Un filo sul mondo. Imprese scellerate del genere certificano ed ufficializzano che l'uomo può riuscire a fare tutto ciò che veramente vuole, e che il talento, unito ad un pizzico di follia ed incoscienza, sono gli ingredienti necessari per tagliare il traguardo.
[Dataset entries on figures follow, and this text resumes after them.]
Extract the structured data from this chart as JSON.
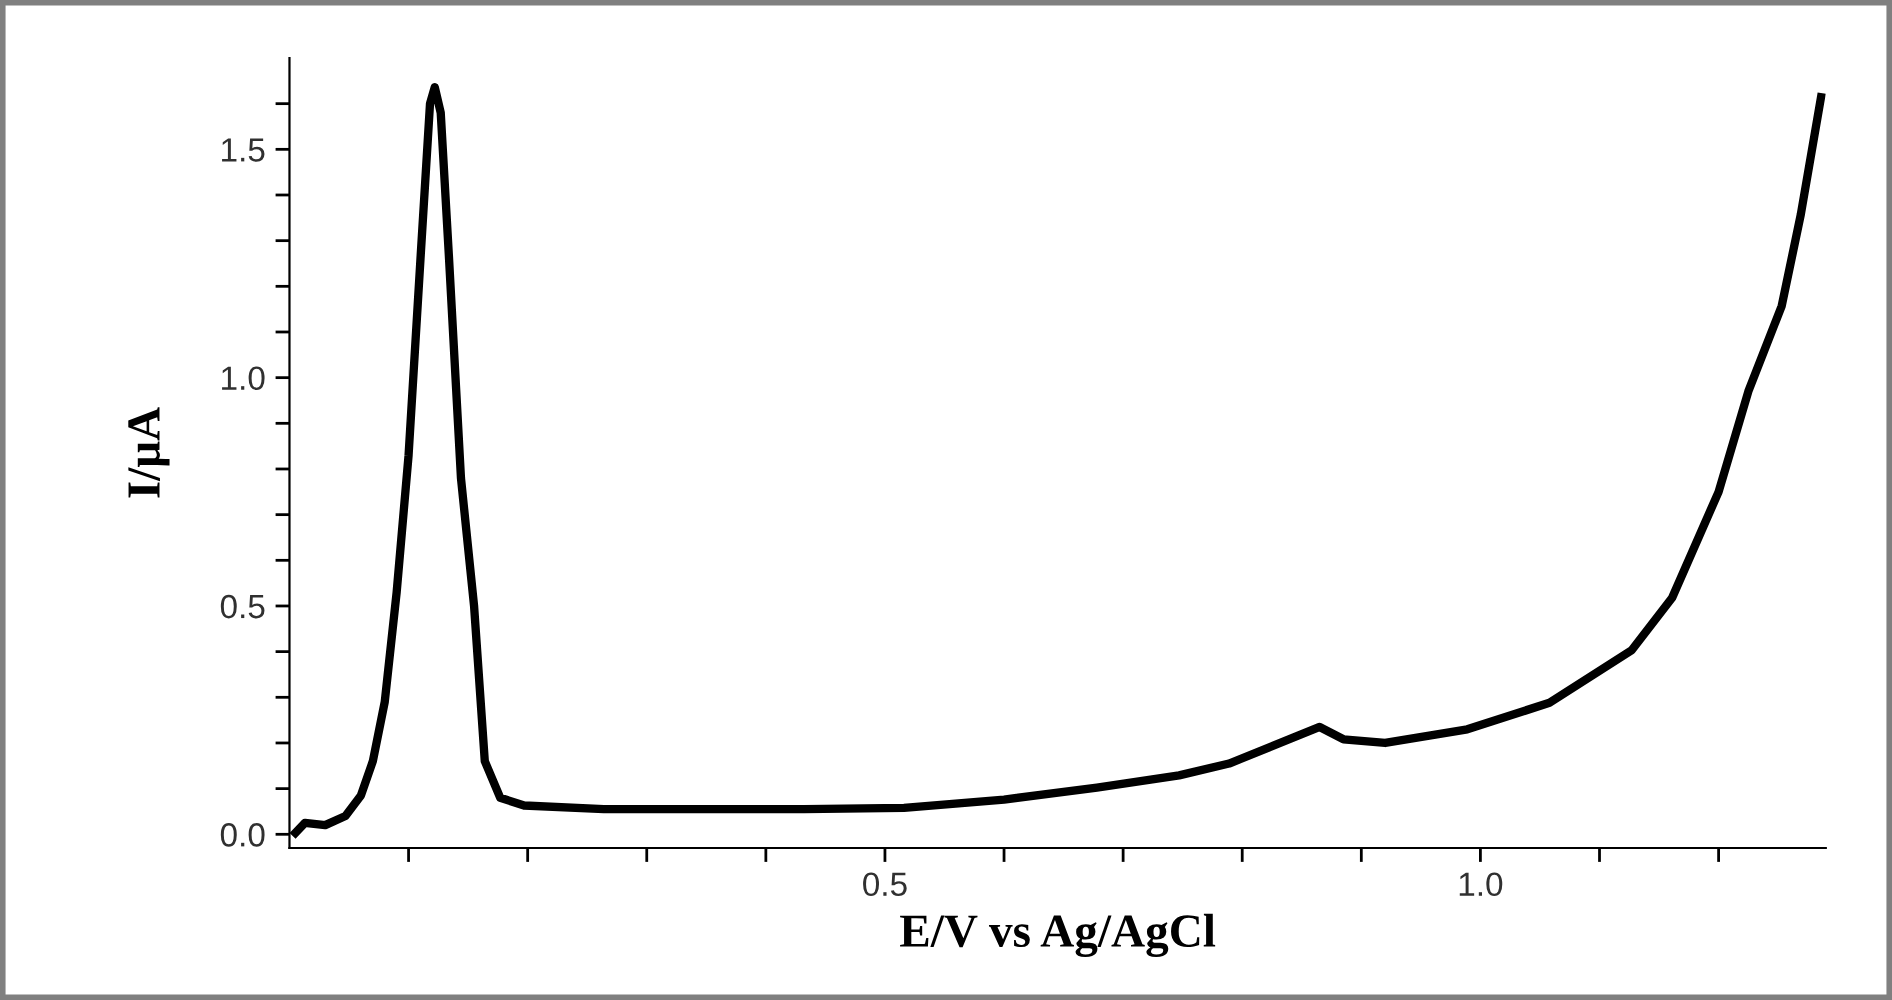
{
  "chart_data": {
    "type": "line",
    "xlabel": "E/V vs Ag/AgCl",
    "ylabel": "I/μA",
    "color": "#000000",
    "grid": false,
    "marker": "none",
    "line_style": "solid",
    "x": [
      0.005,
      0.013,
      0.03,
      0.047,
      0.06,
      0.07,
      0.08,
      0.09,
      0.1,
      0.11,
      0.118,
      0.122,
      0.127,
      0.134,
      0.144,
      0.155,
      0.164,
      0.177,
      0.197,
      0.264,
      0.348,
      0.432,
      0.516,
      0.6,
      0.678,
      0.747,
      0.789,
      0.865,
      0.885,
      0.92,
      0.989,
      1.058,
      1.127,
      1.161,
      1.2,
      1.225,
      1.253,
      1.269,
      1.286
    ],
    "values": [
      0.003,
      0.025,
      0.02,
      0.04,
      0.085,
      0.16,
      0.29,
      0.53,
      0.83,
      1.26,
      1.6,
      1.636,
      1.58,
      1.26,
      0.78,
      0.5,
      0.16,
      0.08,
      0.063,
      0.055,
      0.055,
      0.055,
      0.058,
      0.076,
      0.102,
      0.129,
      0.155,
      0.235,
      0.208,
      0.2,
      0.23,
      0.288,
      0.403,
      0.518,
      0.75,
      0.97,
      1.157,
      1.357,
      1.614
    ],
    "xlim": [
      0.0,
      1.29
    ],
    "ylim": [
      -0.03,
      1.7
    ],
    "xticks": [
      {
        "value": 0.1,
        "label": null
      },
      {
        "value": 0.2,
        "label": null
      },
      {
        "value": 0.3,
        "label": null
      },
      {
        "value": 0.4,
        "label": null
      },
      0.5,
      {
        "value": 0.6,
        "label": null
      },
      {
        "value": 0.7,
        "label": null
      },
      {
        "value": 0.8,
        "label": null
      },
      {
        "value": 0.9,
        "label": null
      },
      {
        "value": 1.0,
        "label": "1.0"
      },
      {
        "value": 1.1,
        "label": null
      },
      {
        "value": 1.2,
        "label": null
      }
    ],
    "yticks": [
      {
        "value": 0.0,
        "label": "0.0"
      },
      {
        "value": 0.1,
        "label": null
      },
      {
        "value": 0.2,
        "label": null
      },
      {
        "value": 0.3,
        "label": null
      },
      {
        "value": 0.4,
        "label": null
      },
      0.5,
      {
        "value": 0.6,
        "label": null
      },
      {
        "value": 0.7,
        "label": null
      },
      {
        "value": 0.8,
        "label": null
      },
      {
        "value": 0.9,
        "label": null
      },
      {
        "value": 1.0,
        "label": "1.0"
      },
      {
        "value": 1.1,
        "label": null
      },
      {
        "value": 1.2,
        "label": null
      },
      {
        "value": 1.3,
        "label": null
      },
      {
        "value": 1.4,
        "label": null
      },
      1.5,
      {
        "value": 1.6,
        "label": null
      }
    ]
  }
}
Dopo molto, troppo tempo dedicato al "motion capture" con un trittico per nulla convincente, ed un ritorno dignitoso al cinema spettacolare più tradizionale con il valido ma un pò ordinario Flight, ritroviamo lo Zemeckis gran cineasta, quello che più ci piace, in questo incredibile , vistuosistico e letteralmente vertiginoso racconto di una missione che ha dell'impossibile: quella di un piccolo giovane funambolo fracese che, nel lontano 1974, lasciò interdetta tutta New York ed il mondo intero con un'impresa che mette i brividi solo a concepirla: percorrere su una fune d'acciaio la distanza che separa le torri gemelle del World Tride Center, inaugurate pochi mesi prima, e tristemente note per il terribile attentato dell'11 settembre di ventisette anni dopo. 
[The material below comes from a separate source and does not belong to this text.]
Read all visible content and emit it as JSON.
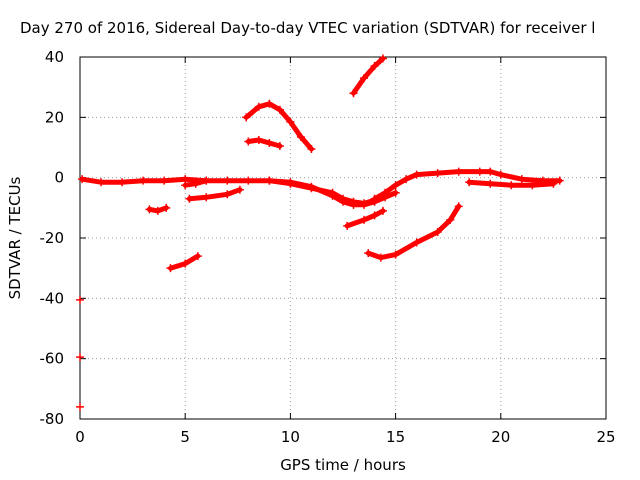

La capacità di racconto e di rappresentazione ritrovano lo Zemeckis spielberghiano dei bei tempi, e se la vicenda impiega quasi un'ora e mezza per arrivare all'impresa cruciale, l'emozione anche solo della preparazione del "colpo" (perché di colpo si tratta davvero!), è molto appassionante. L'impresa del funambolo poi, è una vera chicca, in grado di tenere lo spettatore in bilico lui stesso su quel filo, su quel cornicione, a penzoloni per oltre mezz'ora in una vertigine quasi insostenibile che Everest al confronto appare una barzelletta.

Grande Joseph Gordon-Levitt, un attore bravissimo già da oltre un decennio, ma che tendiamo, immeritatamente, a lasciarci per strada quando meriterebbe a pieno titolo la considerazione divistica di altri suoi colleghi, spesso scenicamente molto meno dotati.

VOTO ***1/2

FESTA DEL CINEMA DI ROMA 2015 - SEZIONE UFFICIALE

Sergi Lopez è insieme ad Anthony Hopkins ed a pochi altri ottimi attori, il pazzo per eccellenza. Ritrovarlo nel western moderno e dai tratti pulp opera prima di Laurent Laffargue, ci sembra una scelta coerente, quasi scontata, resa quasi epica se a fargli da contraltare troviamo quel colosso non molto più rassicurante, specie se colpito nel vivo dei sentimenti, che è il colosso di Eric Cantona.

Plausibile che il paesino dell'entroterra francese sulla Garonna si chiami Chateaujealoux (Castellogeloso), e che la rivalità per la conquista definitiva di una bella trentenne di nome Chantal (l'ottima Céline Sallette) , ex attrice promettente ed ora insegnante di recitazione a tempo perso, diventi il motivo essenziale di una contesa che finirà per inzupparsi nel ssangue e nella violenza più effereta, come la "cronaca di una morte annunciata". A questa vicenda si interseca un'altra contesa amorosa, questa volta fra due giovani studenti ed una bionda diciassettenne: una vicenda che fa da contraltare un pò sfocato al ritorno in paese dell'uomo che ha sacrificato tre anni di prigione per la sua donna, che nel frattempo si è accasata col il macellaio del villaggio.

Un insieme riuscito di atmosfere ferine che trovano negli atteggimenti ferini e da belva ferita ma mai doma di un Lopez "brutto, sporco e cattivo", il fulcro e l'aspetto più riuscito del film.